Gallery Hyundai presents “Stroke”, a solo exhibition of Choong Sup Lim (b.1941) through January 21. “Stroke” marks the artist’s third exhibition at Gallery Hyundai following “Monochromatic Thinking” in 2017 and “Drawing, In Between” in 2021.
This exhibition features approximately forty works ranging from 1980s, when Lim began devising his unique artistic language after his move to New York in the early 1970s, to recent works of 2020. “Stroke” underscores the aesthetic achievements of the artist who has held various experiments on the formality between Western modern art and Eastern calligraphy that are independent from any specific art movement or theory.
Lim constructs his unique oeuvre through experimenting across diverse media and genres such as painting, drawing, sculpture, objects, installation, and media arts. Boundless in his choice of materials, he encapsulates eccentric shapes and forms in collages and assemblages of everyday objects. Materials with various properties and functions, such as tree branches, bird feathers, chopsticks, fur used in clothing, industrial nails, zippers, rulers, window nets, and toilet paper—often found while walking the streets of New York—are arranged or overlapped onto the same surface. “Stroke” features heterogeneous paintings that combine various media, minimal and monochromatic sculptures, installation that explores the void and formative elements of nature through soil, as well as one that counter-poses the development of civilization to nature, using thread as a medium. The exhibition explores Lim’s aesthetic journey, through which he has established a unique artistic language within the Korean contemporary art scene.

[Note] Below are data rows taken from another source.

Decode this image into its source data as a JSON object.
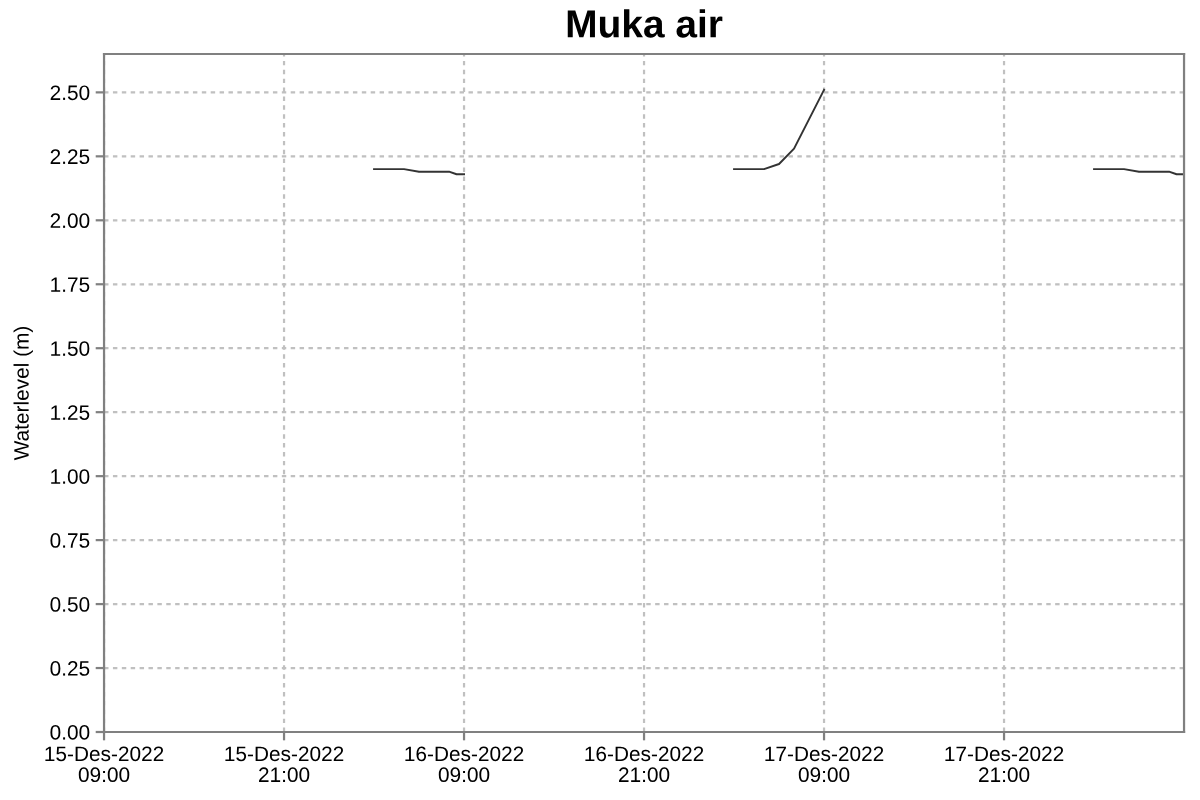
{
  "chart_data": {
    "type": "line",
    "title": "Muka air",
    "ylabel": "Waterlevel (m)",
    "series": [
      {
        "color": "#333333",
        "x": [
          "2022-12-16T03:00",
          "2022-12-16T05:00",
          "2022-12-16T06:00",
          "2022-12-16T08:00",
          "2022-12-16T08:30",
          "2022-12-16T09:00",
          "2022-12-16T12:00",
          "2022-12-17T03:00",
          "2022-12-17T05:00",
          "2022-12-17T06:00",
          "2022-12-17T07:00",
          "2022-12-17T09:00",
          "2022-12-17T12:00",
          "2022-12-18T03:00",
          "2022-12-18T05:00",
          "2022-12-18T06:00",
          "2022-12-18T08:00",
          "2022-12-18T08:30",
          "2022-12-18T09:00"
        ],
        "values": [
          2.2,
          2.2,
          2.19,
          2.19,
          2.18,
          2.18,
          null,
          2.2,
          2.2,
          2.22,
          2.28,
          2.51,
          null,
          2.2,
          2.2,
          2.19,
          2.19,
          2.18,
          2.18
        ]
      }
    ],
    "xlim": [
      "2022-12-15T09:00",
      "2022-12-18T09:00"
    ],
    "xticks": [
      {
        "value": "2022-12-15T09:00",
        "label": "15-Des-2022\n09:00"
      },
      {
        "value": "2022-12-15T21:00",
        "label": "15-Des-2022\n21:00"
      },
      {
        "value": "2022-12-16T09:00",
        "label": "16-Des-2022\n09:00"
      },
      {
        "value": "2022-12-16T21:00",
        "label": "16-Des-2022\n21:00"
      },
      {
        "value": "2022-12-17T09:00",
        "label": "17-Des-2022\n09:00"
      },
      {
        "value": "2022-12-17T21:00",
        "label": "17-Des-2022\n21:00"
      }
    ],
    "ylim": [
      0,
      2.65
    ],
    "yticks": [
      {
        "value": 0,
        "label": "0.00"
      },
      {
        "value": 0.25,
        "label": "0.25"
      },
      {
        "value": 0.5,
        "label": "0.50"
      },
      {
        "value": 0.75,
        "label": "0.75"
      },
      {
        "value": 1.0,
        "label": "1.00"
      },
      {
        "value": 1.25,
        "label": "1.25"
      },
      {
        "value": 1.5,
        "label": "1.50"
      },
      {
        "value": 1.75,
        "label": "1.75"
      },
      {
        "value": 2.0,
        "label": "2.00"
      },
      {
        "value": 2.25,
        "label": "2.25"
      },
      {
        "value": 2.5,
        "label": "2.50"
      }
    ],
    "grid": true,
    "marker": "none",
    "line_style": "solid"
  }
}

Born in 1941 in Jincheon, Chungcheongbuk-do, where Choong Sup Lim also spent his childhood, he graduated from Seoul National University College of Fine Arts in 1964. Since moving to New York in 1973, he has continued to live and work there while experimenting with semi-abstract or materiality-centered paintings and installations. From the 1970s, when he started to live in New York, and through the 1980s, Choong Sup Lim produced minimal drawings on Korean paper, assemblages of found objects, irregular canvas works, and installations that utilized walls and floors. In the 1990s and 2000s, he would begin to utilize objects more actively—to him, found objects are objects “that house traces of the modern person’s subconscious.” From the 2010 through the present, Choong Sup Lim has continued to expand the breadth of his work by presenting complex installations that reflect a Korean sensibility.